Re-IPO Documents definition
Re-IPO Documents means, individually and/or collectively as the context may require, any and all agreements, contracts, instruments or other documents (including, without limitation, to which any investment bank is a party, and any engagement letters, letters of intent, agency letters or agreements, prospectuses, underwriting agreements and/or side letters) made, executed, authorized and/or entered into (or, as the case may be or context may require, to be made, executed, authorized and/or entered into) by any Corporate Obligor and/or Subsidiary thereof that directly or indirectly relates to any Re-IPO (if any) and/or any transaction (or series of transactions) which, upon the closing or consummation thereof, would or does effectuate or cause the same, together with any and all exhibits, schedules and other addenda from time to time attached thereto, as any such agreements, contracts, instruments or other documents are amended, restated, supplemented, addended and/or otherwise modified from time to time.

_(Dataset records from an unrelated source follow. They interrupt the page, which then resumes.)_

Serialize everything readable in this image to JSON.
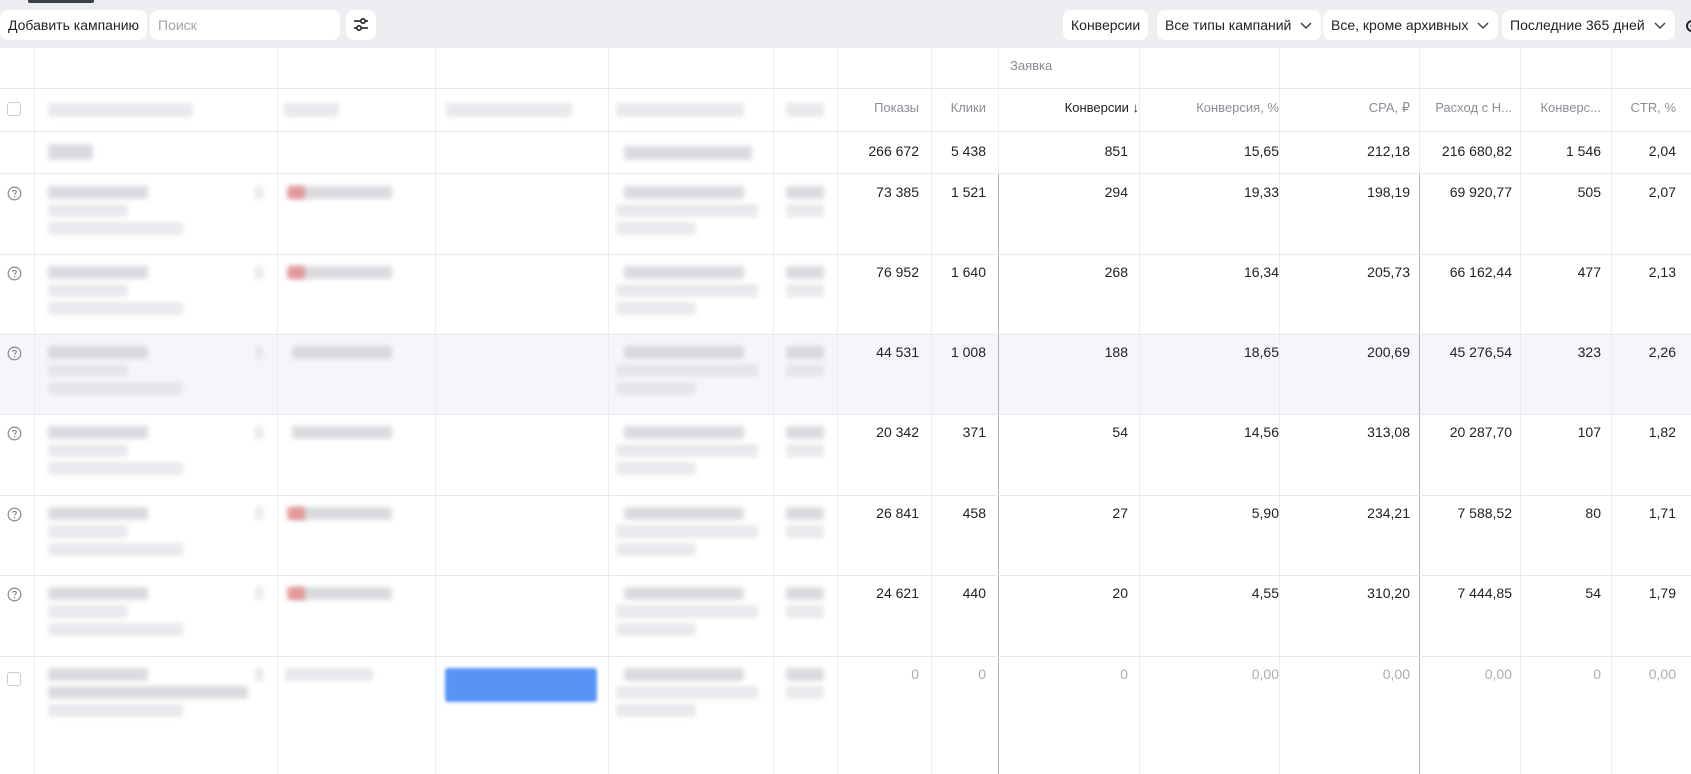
{
  "toolbar": {
    "add_campaign": "Добавить кампанию",
    "search_placeholder": "Поиск",
    "conversions": "Конверсии",
    "campaign_types": "Все типы кампаний",
    "status_filter": "Все, кроме архивных",
    "period": "Последние 365 дней"
  },
  "table": {
    "group_label": "Заявка",
    "columns": {
      "impressions": "Показы",
      "clicks": "Клики",
      "conversions": "Конверсии ↓",
      "conversion_rate": "Конверсия, %",
      "cpa": "CPA, ₽",
      "spend": "Расход с Н...",
      "conversions2": "Конверс...",
      "ctr": "CTR, %"
    },
    "totals": {
      "impressions": "266 672",
      "clicks": "5 438",
      "conversions": "851",
      "conversion_rate": "15,65",
      "cpa": "212,18",
      "spend": "216 680,82",
      "conversions2": "1 546",
      "ctr": "2,04"
    },
    "rows": [
      {
        "impressions": "73 385",
        "clicks": "1 521",
        "conversions": "294",
        "conversion_rate": "19,33",
        "cpa": "198,19",
        "spend": "69 920,77",
        "conversions2": "505",
        "ctr": "2,07"
      },
      {
        "impressions": "76 952",
        "clicks": "1 640",
        "conversions": "268",
        "conversion_rate": "16,34",
        "cpa": "205,73",
        "spend": "66 162,44",
        "conversions2": "477",
        "ctr": "2,13"
      },
      {
        "impressions": "44 531",
        "clicks": "1 008",
        "conversions": "188",
        "conversion_rate": "18,65",
        "cpa": "200,69",
        "spend": "45 276,54",
        "conversions2": "323",
        "ctr": "2,26"
      },
      {
        "impressions": "20 342",
        "clicks": "371",
        "conversions": "54",
        "conversion_rate": "14,56",
        "cpa": "313,08",
        "spend": "20 287,70",
        "conversions2": "107",
        "ctr": "1,82"
      },
      {
        "impressions": "26 841",
        "clicks": "458",
        "conversions": "27",
        "conversion_rate": "5,90",
        "cpa": "234,21",
        "spend": "7 588,52",
        "conversions2": "80",
        "ctr": "1,71"
      },
      {
        "impressions": "24 621",
        "clicks": "440",
        "conversions": "20",
        "conversion_rate": "4,55",
        "cpa": "310,20",
        "spend": "7 444,85",
        "conversions2": "54",
        "ctr": "1,79"
      },
      {
        "impressions": "0",
        "clicks": "0",
        "conversions": "0",
        "conversion_rate": "0,00",
        "cpa": "0,00",
        "spend": "0,00",
        "conversions2": "0",
        "ctr": "0,00"
      }
    ]
  }
}
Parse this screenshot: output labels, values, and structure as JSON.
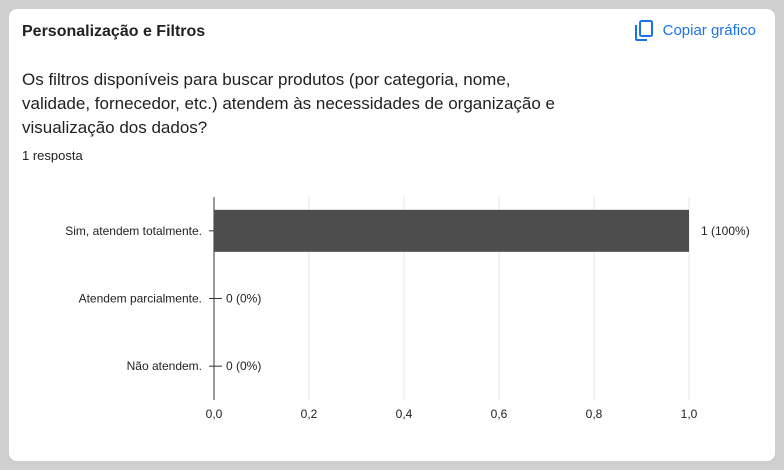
{
  "section": {
    "title": "Personalização e Filtros"
  },
  "actions": {
    "copy_label": "Copiar gráfico"
  },
  "question": {
    "text": "Os filtros disponíveis para buscar produtos (por categoria, nome, validade, fornecedor, etc.) atendem às necessidades de organização e visualização dos dados?",
    "responses": "1 resposta"
  },
  "icons": {
    "copy": "copy-icon"
  },
  "colors": {
    "bar": "#4d4d4d",
    "accent": "#1a73e8"
  },
  "chart_data": {
    "type": "bar",
    "orientation": "horizontal",
    "categories": [
      "Sim, atendem totalmente.",
      "Atendem parcialmente.",
      "Não atendem."
    ],
    "values": [
      1,
      0,
      0
    ],
    "data_labels": [
      "1 (100%)",
      "0 (0%)",
      "0 (0%)"
    ],
    "xlim": [
      0,
      1
    ],
    "x_ticks": [
      0,
      0.2,
      0.4,
      0.6,
      0.8,
      1.0
    ],
    "x_tick_labels": [
      "0,0",
      "0,2",
      "0,4",
      "0,6",
      "0,8",
      "1,0"
    ],
    "grid": true,
    "legend": false
  }
}
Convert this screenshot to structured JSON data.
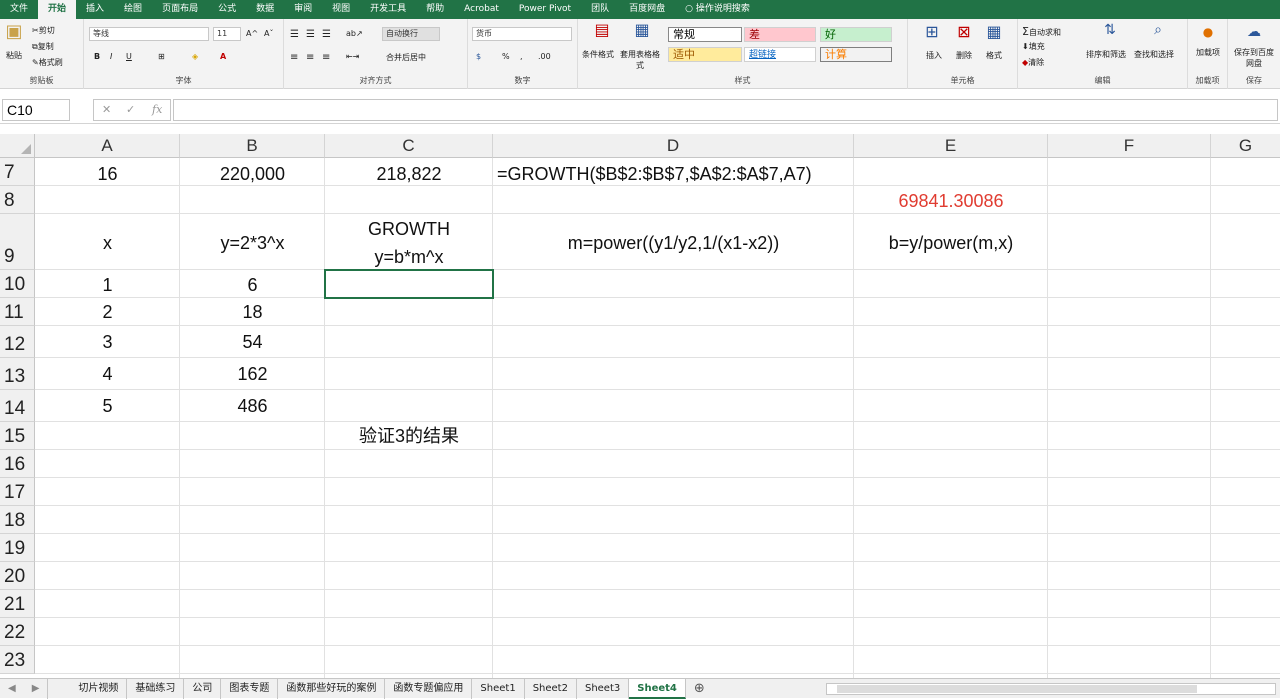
{
  "menu": [
    "文件",
    "开始",
    "插入",
    "绘图",
    "页面布局",
    "公式",
    "数据",
    "审阅",
    "视图",
    "开发工具",
    "帮助",
    "Acrobat",
    "Power Pivot",
    "团队",
    "百度网盘"
  ],
  "menu_active": "开始",
  "tell_me": "操作说明搜索",
  "ribbon": {
    "clipboard": {
      "label": "剪贴板",
      "paste": "粘贴",
      "cut": "剪切",
      "copy": "复制",
      "format_painter": "格式刷"
    },
    "font": {
      "label": "字体",
      "name": "等线",
      "size": "11",
      "bold": "B",
      "italic": "I",
      "underline": "U",
      "grow": "A^",
      "shrink": "Aˇ"
    },
    "alignment": {
      "label": "对齐方式",
      "wrap": "自动换行",
      "merge": "合并后居中"
    },
    "number": {
      "label": "数字",
      "format": "货币",
      "percent": "%",
      "comma": ","
    },
    "styles": {
      "label": "样式",
      "conditional": "条件格式",
      "table": "套用表格格式",
      "normal": "常规",
      "bad": "差",
      "good": "好",
      "neutral": "适中",
      "hyperlink": "超链接",
      "calc": "计算"
    },
    "cells": {
      "label": "单元格",
      "insert": "插入",
      "delete": "删除",
      "format": "格式"
    },
    "editing": {
      "label": "编辑",
      "autosum": "自动求和",
      "fill": "填充",
      "clear": "清除",
      "sort": "排序和筛选",
      "find": "查找和选择"
    },
    "addins": {
      "label": "加载项",
      "btn": "加载项"
    },
    "save": {
      "label": "保存",
      "btn": "保存到百度网盘"
    }
  },
  "formula_bar": {
    "name_box": "C10",
    "formula": ""
  },
  "columns": [
    "A",
    "B",
    "C",
    "D",
    "E",
    "F",
    "G"
  ],
  "rows": [
    {
      "num": "7",
      "cells": {
        "A": "16",
        "B": "220,000",
        "C": "218,822",
        "D": "=GROWTH($B$2:$B$7,$A$2:$A$7,A7)"
      }
    },
    {
      "num": "8",
      "cells": {
        "E": "69841.30086"
      }
    },
    {
      "num": "9",
      "cells": {
        "A": "x",
        "B": "y=2*3^x",
        "C1": "GROWTH",
        "C2": "y=b*m^x",
        "D": "m=power((y1/y2,1/(x1-x2))",
        "E": "b=y/power(m,x)"
      }
    },
    {
      "num": "10",
      "cells": {
        "A": "1",
        "B": "6"
      }
    },
    {
      "num": "11",
      "cells": {
        "A": "2",
        "B": "18"
      }
    },
    {
      "num": "12",
      "cells": {
        "A": "3",
        "B": "54"
      }
    },
    {
      "num": "13",
      "cells": {
        "A": "4",
        "B": "162"
      }
    },
    {
      "num": "14",
      "cells": {
        "A": "5",
        "B": "486"
      }
    },
    {
      "num": "15",
      "cells": {
        "C": "验证3的结果"
      }
    },
    {
      "num": "16",
      "cells": {}
    },
    {
      "num": "17",
      "cells": {}
    },
    {
      "num": "18",
      "cells": {}
    },
    {
      "num": "19",
      "cells": {}
    },
    {
      "num": "20",
      "cells": {}
    },
    {
      "num": "21",
      "cells": {}
    },
    {
      "num": "22",
      "cells": {}
    },
    {
      "num": "23",
      "cells": {}
    }
  ],
  "colors": {
    "accent": "#217346",
    "red_text": "#e03c31"
  },
  "sheets": [
    "切片视频",
    "基础练习",
    "公司",
    "图表专题",
    "函数那些好玩的案例",
    "函数专题偏应用",
    "Sheet1",
    "Sheet2",
    "Sheet3",
    "Sheet4"
  ],
  "active_sheet": "Sheet4"
}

Examples of Re-IPO Documents in a sentence
Borrower has delivered to Lender true, complete and correct copies of any and all (i) Acquisition Documents, either in executed or, with respect to those Acquisition Documents to be executed simultaneously with the Closing, in (so-called) ‘execution-ready’ form; (ii) Rotman Family Notes currently in effect or outstanding; and (iii) Re-IPO Documents currently existing and in-effect (if any).